Ce colloque sera un espace de réflexions de rencontres et d'échanges sur les enjeux et méthodologies de travail de l'élaboration des festivals de rue à travers les dimensions éthiques, culturelles, artistiques dans différents pays européens et ayant comme base commune la participation active des publics et l'interculturalité. Ce colloque verra se rencontrer des chercheurs, sociologues, acteurs culturels de terrain et habitants des quartiers lors de débats et d'ateliers d'échanges de pratiques débouchant sur la construction de formations à destination des acteurs culturels et sociaux.

La manifestation propose d’interroger les formes contemporaines de militance culturelle qui revendiquent l’espace urbain comme lieu d’action.

La rue, l’espace urbain en général est-il encore le lieu possible d’actions culturelles militantes et si oui lesquelles ? Que fait-on quand on organise une fête de rue, une parade, un festival qui s’inscrit dans la ville ? Est-ce que l’on revendique ? Est-ce que l’on milite ? Est-ce que l’on s’amuse tout simplement ? Et si nous militons, nous militons pourquoi ? Pour plus de convivialité, mais quelle différence alors avec la très institutionnelle « fête des voisins » française ? D’ailleurs militer aujourd’hui veut-il forcément dire s’opposer à toute forme d’institutionnalisation ? Comment prendre en compte l’évolution des formes de la politique dans nos démocraties moderne ? Ne confond-on pas trop souvent politique et pouvoir ? Les enjeux sont-ils les mêmes en Italie, en Espagne, en France et ailleurs ?

Genèse d'un projet

La thématique de ces rencontres est née des questionnements de trois associations culturelles européennes qui se veulent militantes et ont mis en place à Lille, à Barcelone et à Bologne un projet culturel si original qu’il a été repris un peu partout : le Festival de la Soupe.

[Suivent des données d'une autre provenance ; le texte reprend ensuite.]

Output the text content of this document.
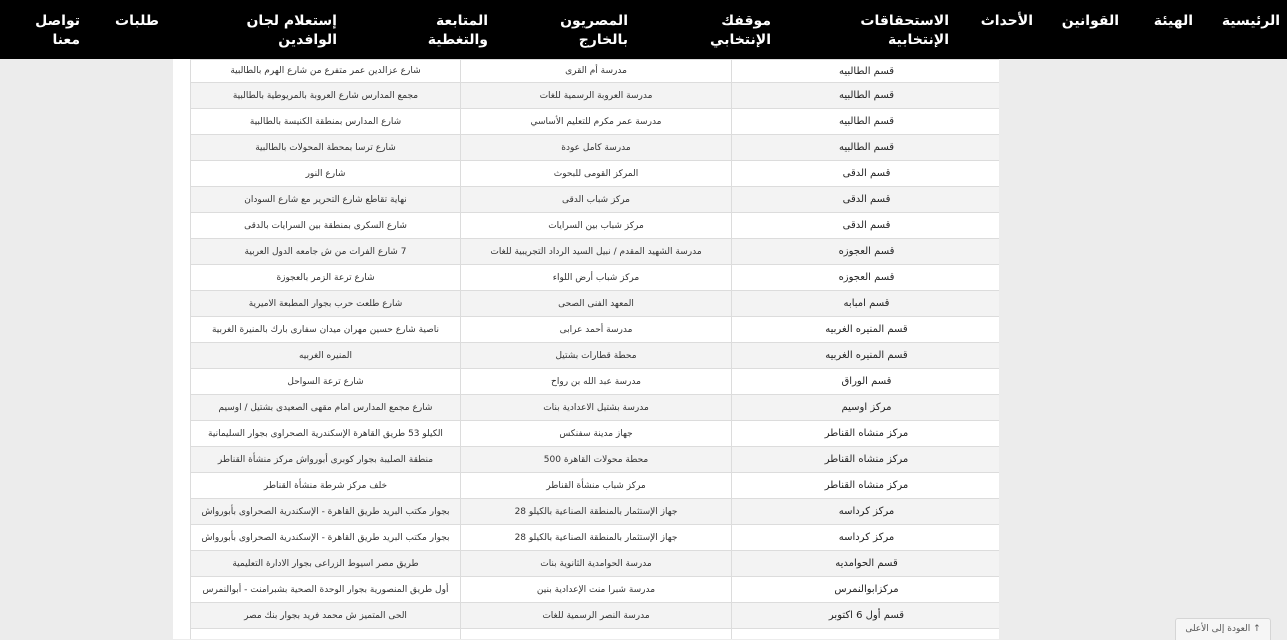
الرئيسية
الهيئة
القوانين
الأحداث
الاستحقاقات
الإنتخابية
موقفك
الإنتخابي
المصريون
بالخارج
المتابعة
والتغطية
إستعلام لجان
الوافدين
طلبات
تواصل
معنا
قسم الطالبيه	مدرسة أم القرى	شارع عزالدين عمر متفرع من شارع الهرم بالطالبية
قسم الطالبيه	مدرسة العروبة الرسمية للغات	مجمع المدارس شارع العروبة بالمريوطية بالطالبية
قسم الطالبيه	مدرسة عمر مكرم للتعليم الأساسي	شارع المدارس بمنطقة الكنيسة بالطالبية
قسم الطالبيه	مدرسة كامل عودة	شارع ترسا بمحطة المحولات بالطالبية
قسم الدقى	المركز القومى للبحوث	شارع النور
قسم الدقى	مركز شباب الدقى	نهاية تقاطع شارع التحرير مع شارع السودان
قسم الدقى	مركز شباب بين السرايات	شارع السكرى بمنطقة بين السرايات بالدقى
قسم العجوزه	مدرسة الشهيد المقدم / نبيل السيد الرداد التجريبية للغات	7 شارع الفرات من ش جامعه الدول العربية
قسم العجوزه	مركز شباب أرض اللواء	شارع ترعة الزمر بالعجوزة
قسم امبابه	المعهد الفنى الصحى	شارع طلعت حرب بجوار المطبعة الاميرية
قسم المنيره الغربيه	مدرسة أحمد عرابى	ناصية شارع حسين مهران ميدان سفارى بارك بالمنيرة الغربية
قسم المنيره الغربيه	محطة قطارات بشتيل	المنيره الغربيه
قسم الوراق	مدرسة عبد الله بن رواح	شارع ترعة السواحل
مركز اوسيم	مدرسة بشتيل الاعدادية بنات	شارع مجمع المدارس امام مقهى الصعيدى بشتيل / اوسيم
مركز منشاه القناطر	جهاز مدينة سفنكس	الكيلو 53 طريق القاهرة الإسكندرية الصحراوى بجوار السليمانية
مركز منشاه القناطر	محطة محولات القاهرة 500	منطقة الصليبة بجوار كوبرى أبورواش مركز منشأة القناطر
مركز منشاه القناطر	مركز شباب منشأة القناطر	خلف مركز شرطة منشأة القناطر
مركز كرداسه	جهاز الإستثمار بالمنطقة الصناعية بالكيلو 28	بجوار مكتب البريد طريق القاهرة - الإسكندرية الصحراوى بأبورواش
مركز كرداسه	جهاز الإستثمار بالمنطقة الصناعية بالكيلو 28	بجوار مكتب البريد طريق القاهرة - الإسكندرية الصحراوى بأبورواش
قسم الحوامديه	مدرسة الحوامدية الثانوية بنات	طريق مصر اسيوط الزراعى بجوار الادارة التعليمية
مركزابوالنمرس	مدرسة شبرا منت الإعدادية بنين	أول طريق المنصورية بجوار الوحدة الصحية بشبرامنت - أبوالنمرس
قسم أول 6 اكتوبر	مدرسة النصر الرسمية للغات	الحى المتميز ش محمد فريد بجوار بنك مصر

↑ العودة إلى الأعلى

A l’origine du festival il y a la volonté d’habitants et d’acteurs culturels du quartier de Wazemmes à Lille de s’affirmer et de montrer ses « arts de faire » dans un contexte de requalification urbaine du quartier, de préfiguration de l’événement Lille Capitale Européenne de la Culture 2004 et de l’implantation à cette occasion d’une « Maison Folie » dans le quartier. Affirmer donc la puissance de création des lieux de convivialité du quartier, défendre sa mixité et sa spontanéité devant des logiques d’institutionnalisation et de dépossession de la fête au profit des « professionnels ».

Aujourd’hui, les projets culturels dits participatifs et festifs entrent en plein dans les logiques de réorganisation de l’espace public des métropoles contemporaines sous l’effet conjugué de l’importance prise par l'enjeu touristique des villes et leur mise en concurrence. Le Festival de la Soupe n’échappe pas à la règle. La production de représentations collectives de la ville comme lieu du bien vivre ensemble, conviviale, ouverte, dynamique, métissée semble bien partagée par les métropoles du Nord du Monde engagées dans la course des territoires.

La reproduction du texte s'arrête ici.